Time keeps on slippin', slippin', slippin'...Into the future. As the markets churn with yesterday's red morning/green afternoon and what looks to be the opposite setup today, Steve Miller's investing lesson from Fly Like an Eagle should not be forgotten. All this volatility does is take investors' eyes off the bigger picture. They are losing money. Okay, no one actually forgets that, especially now that real-time quotes are available on every device everywhere.
But the question is: are equities attractive as a class? As I showed in my Real Money column yesterday, the answer is a resounding "no." The spread between the yield on the 2-year US Treasury note (4.47%) and the yield on the S&P 500 (1.77%) is now 270 basis points. But, sorry for another number here, Vanguard's benchmark Total Bond Market Index Fund ETF (BND) has fallen 16.45% year-to-date.

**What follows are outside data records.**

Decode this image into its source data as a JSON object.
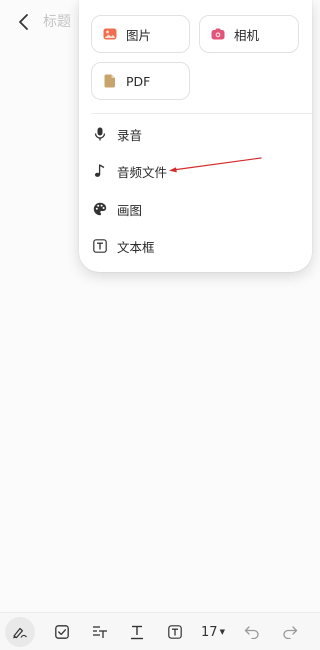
{
  "header": {
    "title_placeholder": "标题"
  },
  "popup": {
    "tiles": [
      {
        "label": "图片",
        "icon": "image-icon",
        "color": "#f06e4f"
      },
      {
        "label": "相机",
        "icon": "camera-icon",
        "color": "#e2557a"
      },
      {
        "label": "PDF",
        "icon": "pdf-file-icon",
        "color": "#c9a36c"
      }
    ],
    "items": [
      {
        "label": "录音",
        "icon": "microphone-icon"
      },
      {
        "label": "音频文件",
        "icon": "music-note-icon"
      },
      {
        "label": "画图",
        "icon": "palette-icon"
      },
      {
        "label": "文本框",
        "icon": "text-box-icon"
      }
    ],
    "annotation_color": "#d42b2b"
  },
  "toolbar": {
    "font_size": "17",
    "icons": [
      "pen-icon",
      "checkbox-icon",
      "text-size-icon",
      "underline-icon",
      "text-box-icon",
      "font-size-dropdown",
      "undo-icon",
      "redo-icon"
    ]
  }
}
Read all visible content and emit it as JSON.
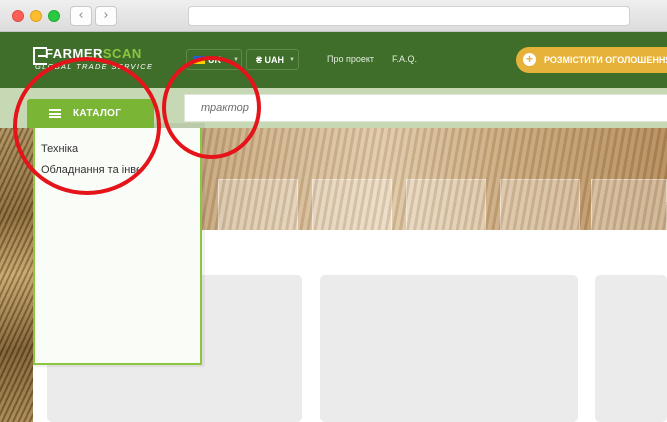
{
  "browser": {
    "back_glyph": "‹",
    "forward_glyph": "›"
  },
  "logo": {
    "part1": "FARMER",
    "part2": "SCAN",
    "tagline": "GLOBAL TRADE SERVICE"
  },
  "header": {
    "language": "UK",
    "currency": "₴ UAH",
    "caret_glyph": "▼",
    "nav": [
      {
        "label": "Про проект"
      },
      {
        "label": "F.A.Q."
      }
    ],
    "post_button": {
      "icon": "plus-icon",
      "plus_glyph": "+",
      "label": "РОЗМІСТИТИ ОГОЛОШЕННЯ"
    },
    "colors": {
      "header_bg": "#3f6e2b",
      "accent_green": "#8cc63f",
      "post_button": "#e7b23a"
    }
  },
  "search": {
    "placeholder": "трактор"
  },
  "catalog": {
    "button_label": "КАТАЛОГ",
    "items": [
      {
        "label": "Техніка"
      },
      {
        "label": "Обладнання та інвентар"
      }
    ]
  },
  "annotations": {
    "ring_color": "#e5141b"
  }
}
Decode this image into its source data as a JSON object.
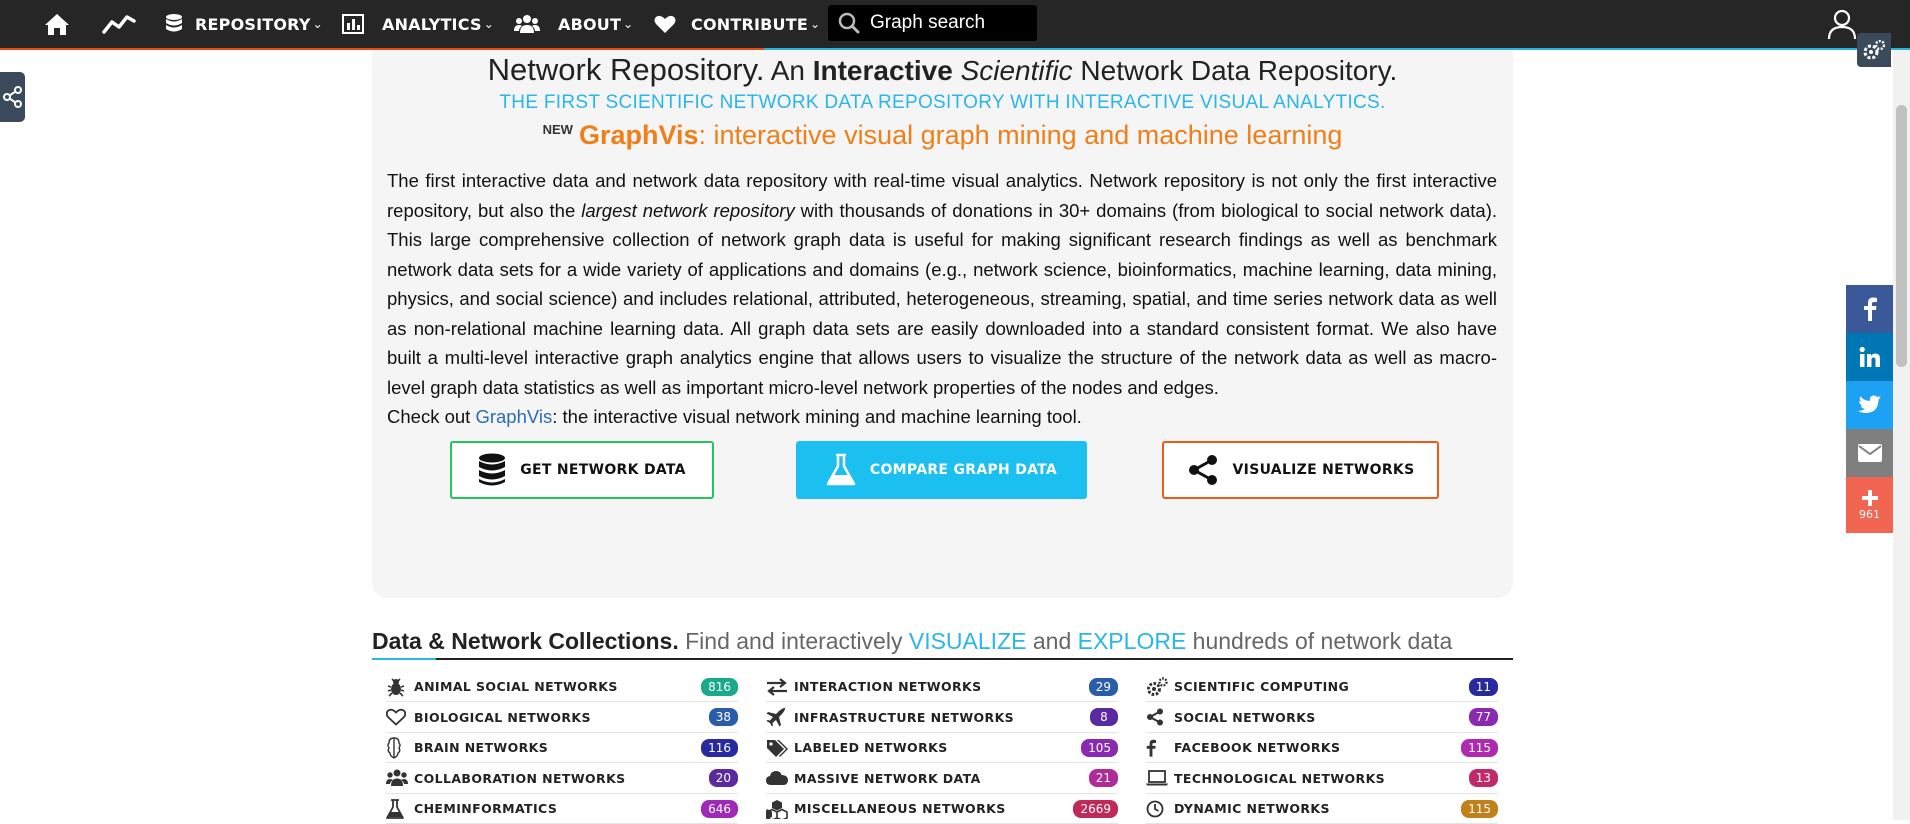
{
  "nav": {
    "repository": "REPOSITORY",
    "analytics": "ANALYTICS",
    "about": "ABOUT",
    "contribute": "CONTRIBUTE",
    "caret": "⌄",
    "search_placeholder": "Graph search"
  },
  "hero": {
    "title_a": "Network Repository.",
    "title_b": " An ",
    "title_c": "Interactive",
    "title_d": "Scientific",
    "title_e": " Network Data Repository.",
    "subtitle": "THE FIRST SCIENTIFIC NETWORK DATA REPOSITORY WITH INTERACTIVE VISUAL ANALYTICS.",
    "new_tag": "NEW",
    "graphvis": "GraphVis",
    "graphvis_rest": ": interactive visual graph mining and machine learning"
  },
  "description": {
    "p1a": "The first interactive data and network data repository with real-time visual analytics. Network repository is not only the first interactive repository, but also the ",
    "p1b": "largest network repository",
    "p1c": " with thousands of donations in 30+ domains (from biological to social network data). This large comprehensive collection of network graph data is useful for making significant research findings as well as benchmark network data sets for a wide variety of applications and domains (e.g., network science, bioinformatics, machine learning, data mining, physics, and social science) and includes relational, attributed, heterogeneous, streaming, spatial, and time series network data as well as non-relational machine learning data. All graph data sets are easily downloaded into a standard consistent format. We also have built a multi-level interactive graph analytics engine that allows users to visualize the structure of the network data as well as macro-level graph data statistics as well as important micro-level network properties of the nodes and edges.",
    "p2a": "Check out ",
    "p2link": "GraphVis",
    "p2b": ": the interactive visual network mining and machine learning tool."
  },
  "cta": {
    "get": "GET NETWORK DATA",
    "compare": "COMPARE GRAPH DATA",
    "visualize": "VISUALIZE NETWORKS"
  },
  "section": {
    "title": "Data & Network Collections.",
    "t1": " Find and interactively ",
    "visualize": "VISUALIZE",
    "and": " and ",
    "explore": "EXPLORE",
    "t2": " hundreds of network data"
  },
  "categories": {
    "col1": [
      {
        "label": "ANIMAL SOCIAL NETWORKS",
        "count": "816",
        "color": "#1aaa8a",
        "icon": "bug-icon"
      },
      {
        "label": "BIOLOGICAL NETWORKS",
        "count": "38",
        "color": "#2a5caa",
        "icon": "heart-outline-icon"
      },
      {
        "label": "BRAIN NETWORKS",
        "count": "116",
        "color": "#2a2aa0",
        "icon": "brain-icon"
      },
      {
        "label": "COLLABORATION NETWORKS",
        "count": "20",
        "color": "#5a2aa0",
        "icon": "group-icon"
      },
      {
        "label": "CHEMINFORMATICS",
        "count": "646",
        "color": "#a02ab8",
        "icon": "flask-icon"
      }
    ],
    "col2": [
      {
        "label": "INTERACTION NETWORKS",
        "count": "29",
        "color": "#2a5caa",
        "icon": "exchange-icon"
      },
      {
        "label": "INFRASTRUCTURE NETWORKS",
        "count": "8",
        "color": "#5a2aa0",
        "icon": "plane-icon"
      },
      {
        "label": "LABELED NETWORKS",
        "count": "105",
        "color": "#8a2ab0",
        "icon": "tags-icon"
      },
      {
        "label": "MASSIVE NETWORK DATA",
        "count": "21",
        "color": "#b02a9a",
        "icon": "cloud-icon"
      },
      {
        "label": "MISCELLANEOUS NETWORKS",
        "count": "2669",
        "color": "#c02a5a",
        "icon": "cubes-icon"
      }
    ],
    "col3": [
      {
        "label": "SCIENTIFIC COMPUTING",
        "count": "11",
        "color": "#2a2aa0",
        "icon": "cogs-icon"
      },
      {
        "label": "SOCIAL NETWORKS",
        "count": "77",
        "color": "#8a2ab0",
        "icon": "share-icon"
      },
      {
        "label": "FACEBOOK NETWORKS",
        "count": "115",
        "color": "#b02ab0",
        "icon": "facebook-icon"
      },
      {
        "label": "TECHNOLOGICAL NETWORKS",
        "count": "13",
        "color": "#c02a6a",
        "icon": "laptop-icon"
      },
      {
        "label": "DYNAMIC NETWORKS",
        "count": "115",
        "color": "#c0801a",
        "icon": "clock-icon"
      }
    ]
  },
  "social": {
    "share_count": "961",
    "facebook_color": "#3b5998",
    "linkedin_color": "#0077b5",
    "twitter_color": "#1da1f2",
    "email_color": "#7f7f7f",
    "more_color": "#f26552"
  }
}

Do you buy bonds and know there will be further degradation versus par values if interest rates continue to rise? It's a sticky problem, but that is what I am doing for my largest accounts. We are buying bonds at 80 cents on the dollar that three months ago were trading at premia to par. A more reasoned approach is in my FLOAT portfolio (composed of 10 floating-rate preferreds,) but I have to keep that one behind the paywall of my site www.excelsiorcapitalpartners.com for competitive reasons.
If you own garden-variety, non-floating-rate bonds and preferreds, my advice is to keep reinvesting the regular interest payments - everything we own pays at least quarterly, some pay monthly - into those same bonds. Thus you are lowering your average cost basis. Also, if the bond is trading below par, and most are these days, you are adding what I call natural call protection.
If CFOs decide to call away your bond and your cost basis is below par, then, bingo, that's a capital gain. But, again, it all comes back to time, as Steve Miller noted. The value of your money is being eroded everyday by once-in-a-generation levels of runaway inflation. If that makes your bond portfolio look somewhat depressing - I have a few that are in that state in the past few weeks, although I am adding FLOAT exposure everywhere that I can - just remember the motto of my firm: Cash flow never lies.
As a creditor, your fixed-income portfolio should be composed of paper from issuers with copious cash flows and bountiful coverage ratios. Also, if your equity portfolio is full of energy names that produce copious cash flows like my benchmark HOAX portfolio (the free-to-all, non-updated version is here,) then you are getting paid via dividend payouts, which, in the energy sector as whole, have been increasing consistently since the Covid panic.
If you own Tesla (TSLA) , Amazon (AMZN) , Meta Platforms (META) or the even-more-scary names in Little Tech now, you have never received a dividend and are completely at the mercy of Mr. Market. He's angry right now, because his step-brother Mr. Bond Market is really angry that the world's central bankers have created this torrent of inflation via their mindless money-printing.
Time is an undefeated opponent. But so is inflation... Yet we have the pathetic people like Cathie Wood of Ark Innovation (ARKK) yammering on about the risk of deflation, a topic which my favorite government employee Janet Yellen spoke about frequently before the pandemic. You have to steel your portfolio against value-erosion and not erode your brain by listening to those who have no idea what they are talking about. My little corner of the Internet is here Thursdays and Fridays. For the rest of your time, just be careful to whom you are listening.